Cada día empleamos palabras que proceden de un apellido, de un nombre de una persona o de una ciudad, una costumbre que se remonta a la Antigua Grecia: algunas tienen mayor fortuna pues se incorporaron al idioma con vocación de permanencia pero otras nacen con menos suerte, viven efímeros momentos de gloria y desaparecen.

Javier del Hoyo llevaba mucho tiempo recopilando este tipo de palabras por orden alfabético, como si de un diccionario se tratara, hasta que decidió reunir los epónimos en un libro estructurado en capítulos que agrupan historias por temas para relatar con humor el origen de estos vocablos, según explica a Efe.

Así hasta 1 835 palabras, indica del Hoyo, que asegura que se ha limitado a recopilar las que forman parte del registro popular y no de lenguajes como el científico o el médico, repletos de epónimos que sólo están al alcance de expertos.

Y así, recuerda que mientras el pilates debe su nombre al atleta que ideó este método de entrenamiento, los michelines que pretendemos eliminar con esta gimnasia proceden del muñeco del anuncio de la marca de neumáticos Michelín.

Los epónimos aparecen por todas partes, desde los meses y los días de la semana, cuyos nombres fueron legados por los dioses clásicos: a la luna se consagró el lunes; al dios Marte, el martes; Mercurio presidía el miércoles; para Júpiter fue el jueves y Venus, la diosa del amor, se quedó con el viernes.

Otros, como Hermes, dan lugar a diversos vocablos: de él procede la palabra comercio y sus derivados, ya que fue el dios del mercado, pero también, como dios de la química, el hermetismo, por cómo los químicos cerraban «herméticamente» sus productos en botellas de vidrio para evitar disgustos.
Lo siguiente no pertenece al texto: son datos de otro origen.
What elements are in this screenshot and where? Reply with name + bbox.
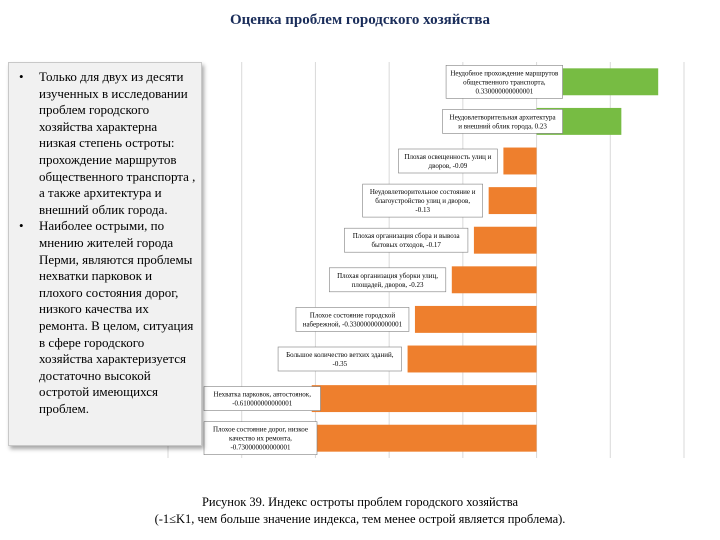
data-label-5: Плохая организация сбора и вывоза бытовых отходов, -0.17 — [352, 232, 460, 250]
page-title: Оценка проблем городского хозяйства — [230, 12, 490, 28]
figure-caption — [0, 494, 720, 528]
chart-bar-8 — [408, 346, 537, 373]
bullet-mark: • — [19, 218, 24, 234]
data-label-10: Плохое состояние дорог, низкое качество их ремонта, -0.730000000000001 — [213, 425, 308, 452]
chart-bar-3 — [503, 148, 536, 175]
chart-bar-6 — [452, 266, 537, 293]
chart-bar-4 — [489, 187, 537, 214]
data-label-6: Плохая организация уборки улиц, площадей, дворов, -0.23 — [337, 271, 439, 289]
data-label-3: Плохая освещенность улиц и дворов, -0.09 — [404, 153, 492, 170]
bullet-list — [9, 63, 201, 417]
data-label-1: Неудобное прохождение маршрутов общественного транспорта, 0.330000000000001 — [450, 69, 559, 96]
bullet-item-2 — [13, 218, 197, 417]
chart-bar-7 — [415, 306, 537, 333]
data-label-9: Нехватка парковок, автостоянок, -0.610000000000001 — [213, 390, 311, 408]
data-label-8: Большое количество ветхих зданий, -0.35 — [286, 351, 394, 368]
bullet-text-1: Только для двух из десяти изученных в исследовании проблем городского хозяйства характерна низкая степень остроты: прохождение маршрутов общественного транспорта , а также архитектура и внешний облик города. — [39, 69, 196, 217]
data-label-7: Плохое состояние городской набережной, -0.330000000000001 — [302, 311, 403, 329]
data-label-4: Неудовлетворительное состояние и благоустройство улиц и дворов, -0.13 — [369, 188, 476, 215]
bullet-item-1 — [13, 69, 197, 218]
bullet-text-2: Наиболее острыми, по мнению жителей города Перми, являются проблемы нехватки парковок и плохого состояния дорог, низкого качества их ремонта. В целом, ситуация в сфере городского хозяйства характеризуется достаточно высокой остротой имеющихся проблем. — [39, 218, 194, 416]
bullet-mark: • — [19, 69, 24, 84]
caption-line-1: Рисунок 39. Индекс остроты проблем городского хозяйства — [201, 495, 518, 509]
chart-bar-9 — [312, 385, 537, 412]
text-box — [8, 62, 202, 446]
chart-bar-5 — [474, 227, 537, 254]
data-label-2: Неудовлетворительная архитектура и внешний облик города, 0.23 — [449, 113, 556, 131]
caption-line-2: (-1≤K1, чем больше значение индекса, тем менее острой является проблема). — [154, 512, 566, 526]
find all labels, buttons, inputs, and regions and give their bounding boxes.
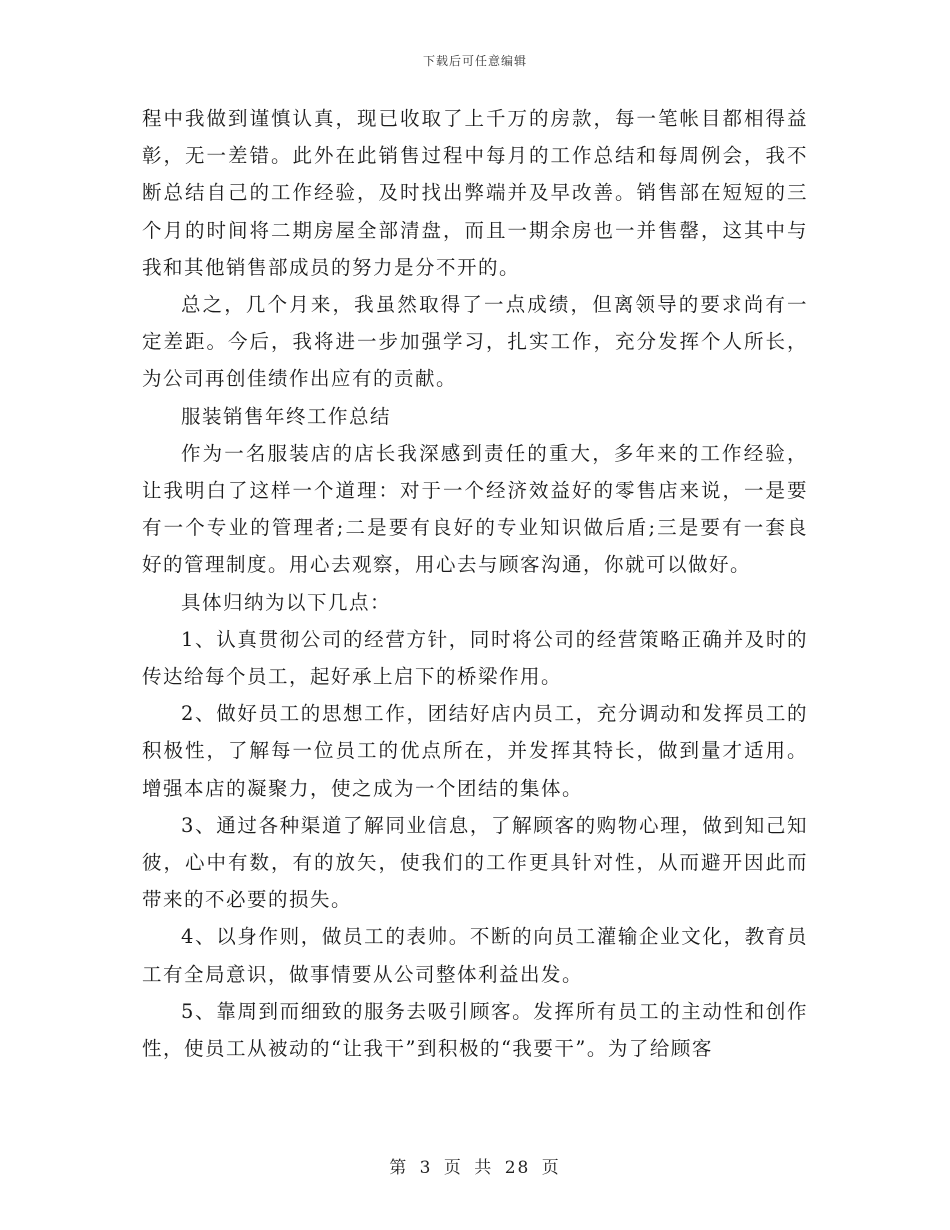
page-header-note: 下载后可任意编辑 — [422, 54, 527, 68]
page-number: 第 3 页 共 28 页 — [389, 1158, 561, 1178]
list-item-3: 3、通过各种渠道了解同业信息，了解顾客的购物心理，做到知己知彼，心中有数，有的放矢，使我们的工作更具针对性，从而避开因此而带来的不必要的损失。 — [142, 813, 808, 912]
paragraph-4: 具体归纳为以下几点： — [181, 590, 392, 614]
section-heading: 服装销售年终工作总结 — [181, 404, 392, 428]
document-body — [142, 100, 808, 1067]
paragraph-2: 总之，几个月来，我虽然取得了一点成绩，但离领导的要求尚有一定差距。今后，我将进一步加强学习，扎实工作，充分发挥个人所长，为公司再创佳绩作出应有的贡献。 — [142, 293, 808, 391]
list-item-2: 2、做好员工的思想工作，团结好店内员工，充分调动和发挥员工的积极性，了解每一位员工的优点所在，并发挥其特长，做到量才适用。增强本店的凝聚力，使之成为一个团结的集体。 — [142, 702, 808, 800]
paragraph-3: 作为一名服装店的店长我深感到责任的重大，多年来的工作经验，让我明白了这样一个道理：对于一个经济效益好的零售店来说，一是要有一个专业的管理者;二是要有良好的专业知识做后盾;三是要有一套良好的管理制度。用心去观察，用心去与顾客沟通，你就可以做好。 — [142, 441, 808, 577]
list-item-5: 5、靠周到而细致的服务去吸引顾客。发挥所有员工的主动性和创作性，使员工从被动的“让我干”到积极的“我要干”。为了给顾客 — [142, 999, 808, 1061]
list-item-4: 4、以身作则，做员工的表帅。不断的向员工灌输企业文化，教育员工有全局意识，做事情要从公司整体利益出发。 — [142, 925, 808, 986]
list-item-1: 1、认真贯彻公司的经营方针，同时将公司的经营策略正确并及时的传达给每个员工，起好承上启下的桥梁作用。 — [142, 627, 808, 689]
paragraph-1: 程中我做到谨慎认真，现已收取了上千万的房款，每一笔帐目都相得益彰，无一差错。此外在此销售过程中每月的工作总结和每周例会，我不断总结自己的工作经验，及时找出弊端并及早改善。销售部在短短的三个月的时间将二期房屋全部清盘，而且一期余房也一并售罄，这其中与我和其他销售部成员的努力是分不开的。 — [142, 107, 808, 279]
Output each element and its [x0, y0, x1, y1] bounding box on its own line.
Y como, unido a Afrodita, engendró a Hermafrodito, que fusionó por amor órganos masculinos y femeninos, dio pie a otros vocablos.

Ya lejos de los dioses, en la cocina, si preparamos una besamel hay que saber que el nombre de esta salsa se atribuye a Louis de Bechámel, camarero de Luis XIV; y que la mahonesa es una salsa que se originó en Mahón y no en Bayona, como defienden los partidarios de llamarla bayonesa.

Más conocido es el origen del sandwich, bautizado con el nombre de un conde inglés que, además de dar nombre como almirante a unas islas del Pacífico, pasó a la posteridad como un empedernido jugador que pasaba horas en partidas de cartas sin tiempo siquiera para comer, por lo que se alimentaba de panecillos abiertos por la mitad untados con manteca y rellenos de espárragos y huevos cocidos.

En materia de transportes, Javier del Hoyo descubre la curiosa etimología de pulman, una palabra que nace de Jorge Martínez Pullman, un emigrante asturiano que llegó a Chicago en el siglo XIX. Allí inventó los vagones de ferrocarril de gran lujo, que bautizó con su segundo apellido, y con los que conocemos a ciertos autocares.

Si vamos de compras, y nos decidimos por unos pantalones, sabremos que su nombre procede de Pantaleone, personaje grotesco de las comedias italianas que ridiculizaban a los comerciantes venecianos de las clases bajas que vestían calzas largas en lugar de las cortas de las pudientes. Tras la Revolución francesa, la moda cambió y esas calzas largas, adoptadas por la clase alta, fueron bautizadas como pantalones.

Mientras, el biquini procede del nombre del atolón del Pacífico donde Estados Unidos realizó ensayos nucleares en 1946, al mismo tiempo que en París se presentaba el revolucionario traje de baño. Al preguntarle el diseñador a la modelo que lo lucía que le parecía, ésta le contestó: «Señor Réard, su bañador va a ser más explosivo que la bomba de Bikini».